The moment my ears perked up was when vocalist China Moses came onstage. Aside from having a flamboyant stage presence, her funky original Disconnected gave the band the opportunity to leave a bit of breathing space and relax into a groove. Al Green’s If I Gave You My Love was played in a sparse and unadorned style, allowing Moses to showcase her vocal range and soulful delivery. The jazz standard Lover Man was played in a rocky groove, and the band finished with Michelle (Lennon-McCartney). I enjoy other artist’s reinventions of Beatles songs, for example Bill Frisell’s NPR Tiny Music desk concert of John Lennon’s music. However I think there are integral parts of Michelle besides the melody, which Carrington discarded in favour of a disjointed rock groove followed by an extended drum solo. I wondered why Carrington chose this particular song, as I found her version lacking in depth.

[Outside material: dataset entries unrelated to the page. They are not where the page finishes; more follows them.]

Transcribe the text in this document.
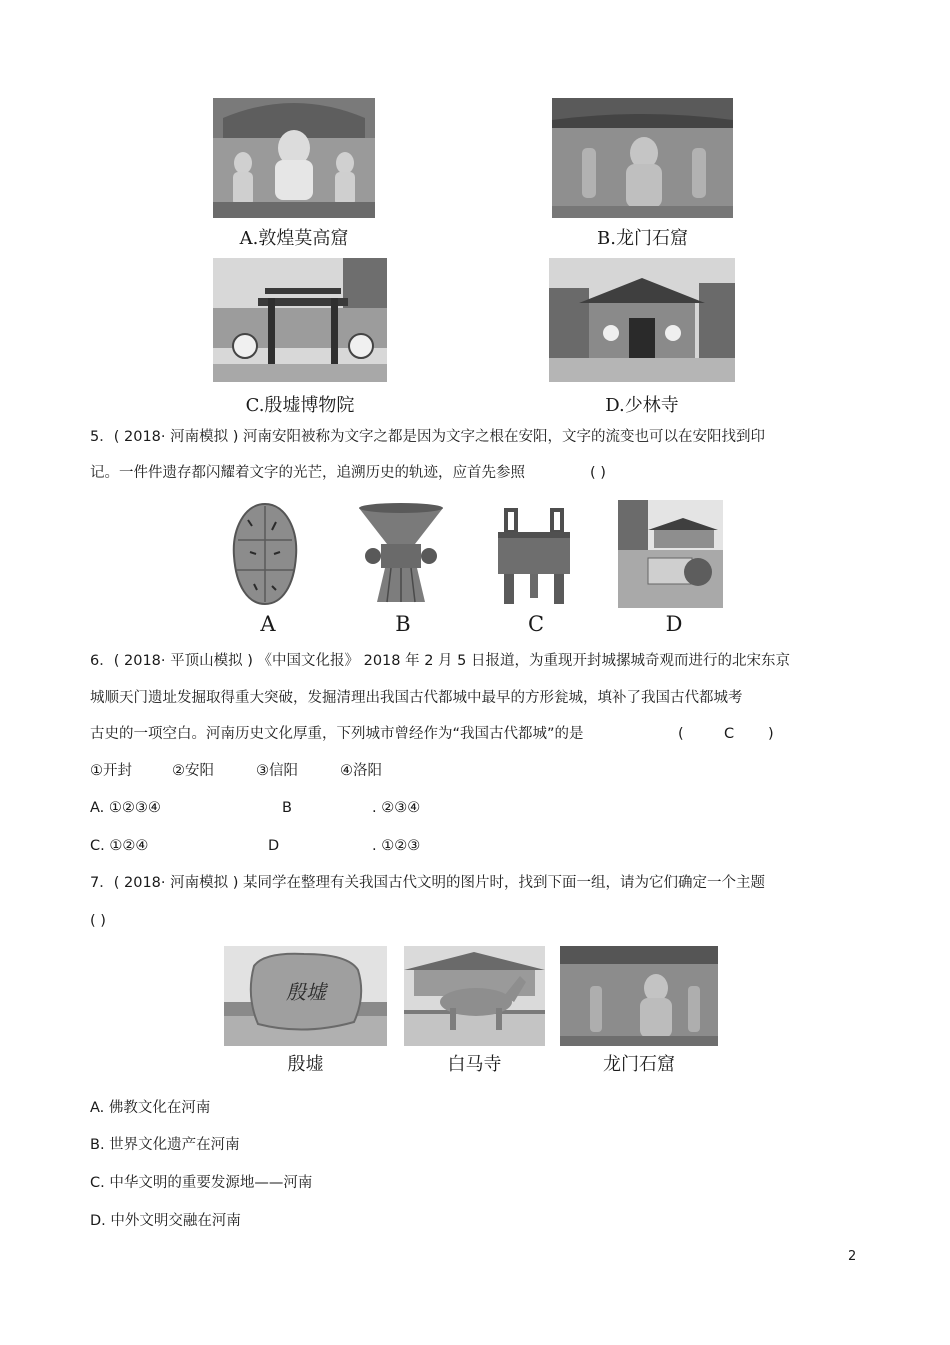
A.敦煌莫高窟	B.龙门石窟
C.殷墟博物院	D.少林寺
5．( 2018· 河南模拟 ) 河南安阳被称为文字之都是因为文字之根在安阳，文字的流变也可以在安阳找到印
记。一件件遗存都闪耀着文字的光芒，追溯历史的轨迹，应首先参照	( )
A	B	C	D
6．( 2018· 平顶山模拟 ) 《中国文化报》 2018 年 2 月 5 日报道，为重现开封城摞城奇观而进行的北宋东京
城顺天门遗址发掘取得重大突破，发掘清理出我国古代都城中最早的方形瓮城，填补了我国古代都城考
古史的一项空白。河南历史文化厚重，下列城市曾经作为“我国古代都城”的是	(	C )
①开封	②安阳	③信阳	④洛阳
A. ①②③④	B	. ②③④
C. ①②④	D	. ①②③
7．( 2018· 河南模拟 ) 某同学在整理有关我国古代文明的图片时，找到下面一组，请为它们确定一个主题
( )
殷墟
殷墟	白马寺	龙门石窟
A. 佛教文化在河南
B. 世界文化遗产在河南
C. 中华文明的重要发源地——河南
D. 中外文明交融在河南
2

Overall the concert didn’t quite add up to a satisfying whole. The complex and at times overbearing nature of the band’s instrumental tunes sat uncomfortably next to the simplistic communication and poppy presentation of the vocal numbers, and I found myself wanting the band to find a happy middle ground. A positive mention must go to Romarna Campbell and her band – their lighter approach was much better served by the sound in the room, and the programme of original music felt coherent and meaningful. Bassist Wayne Matthews was the show stealer for me!